Ouvrir les vannes, mais durablement

18.07.2024 L’agriculture fait face à de grands défis liés au changement climatique et à la sècheresse. L’irrigation devient indispensable – mais uniquement dans le cadre d’une stratégie globale. Parallèlement, l’image de la forêt évolue.

En Suisse, la culture des pommes de terre n’est pratiquement plus possible sans irrigation. Image : Adobe Stock
En Suisse, la culture des pommes de terre n’est pratiquement plus possible sans irrigation. Image : Adobe Stock


Plus sec, plus chaud, moins de neige, plus de précipitations violentes – voilà à quoi devrait ressembler le climat à l’avenir selon les scénarios hydrologiques de MétéoSuisse et de l’EPFZ. « Globalement, on ne s’attend pas forcément à une baisse des précipitations, mais plutôt à une répartition saisonnière différente. Moins de pluie en été et plus en hiver », explique Andreas Keiser, enseignant en grandes cultures et sélection végétale à la BFH-HAFL. Les fortes précipitations seront plus fréquentes et plus intenses ; comme en hiver l’an dernier, lorsque le lac de Bienne a débordé. En revanche, pendant la saison estivale, les pluies devraient se faire plus rares, et moins d’eau s’écoulera de la fonte des glaciers qui rétrécissent. Il y aura localement de fortes sècheresses. On a déjà eu des années où l’agriculture nécessitait davantage d’eau. « On a surtout dû irriguer les légumes et les fruits, tandis que dans les grandes cultures, c’est en priorité les pommes de terre qui en ont eu besoin, explique Andreas Keiser. Il est bien possible que cela s’étende à d’autres cultures à l’avenir, par exemple le maïs.

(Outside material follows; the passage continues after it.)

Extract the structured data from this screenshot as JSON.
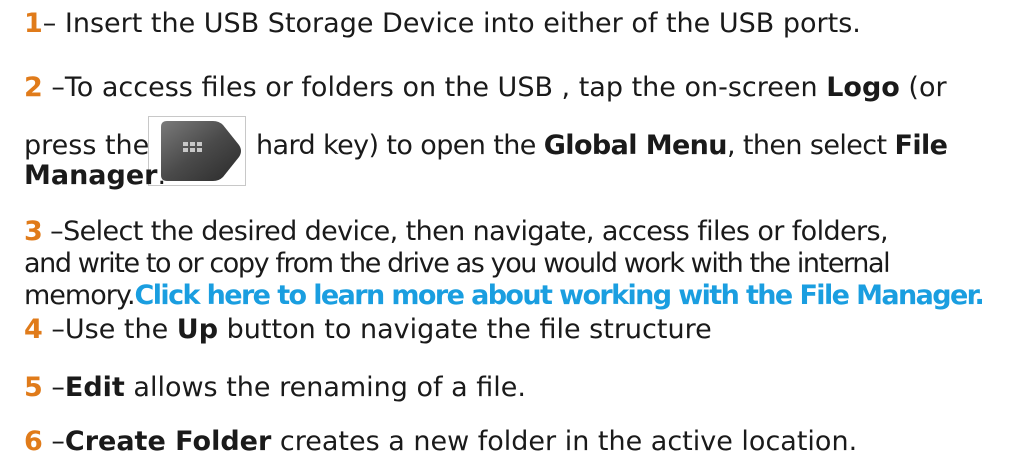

Objectif : une utilisation durable de l’eau

« Si l’on n’irriguait pas pendant les phases sèches, les pertes de rendement seraient trop importantes et contraires à une utilisation efficace des ressources », explique Andreas Keiser. En effet, les agriculteurs et agricultrices ont déjà beaucoup investi dans leurs cultures à ce moment-là. Ils ont travaillé la terre, semé, fertilisé et entretenu leurs cultures. Il est clair que l’on veut obtenir de bons rendements dans l’agriculture, mais toujours en gardant la durabilité à l’esprit, souligne le spécialiste des grandes cultures. C’est pourquoi la BFH-HAFL met en place le Forum Gestion durable de l’eau en collaboration avec Agridea. Un site web rassemble les connaissances sur l’eau et l’agriculture, et des groupes de travail développent des solutions pour l’avenir, p. ex. le stockage de l’eau ou les techniques d’irrigation. Une utilisation durable de l’eau signifie également que l’on n’irrigue que là où l’eau est disponible à long terme. Nous avons donc besoin en Suisse d’une gestion durable de l’eau qui intègre tous les utilisateurs/-trices, déclare A. Keiser.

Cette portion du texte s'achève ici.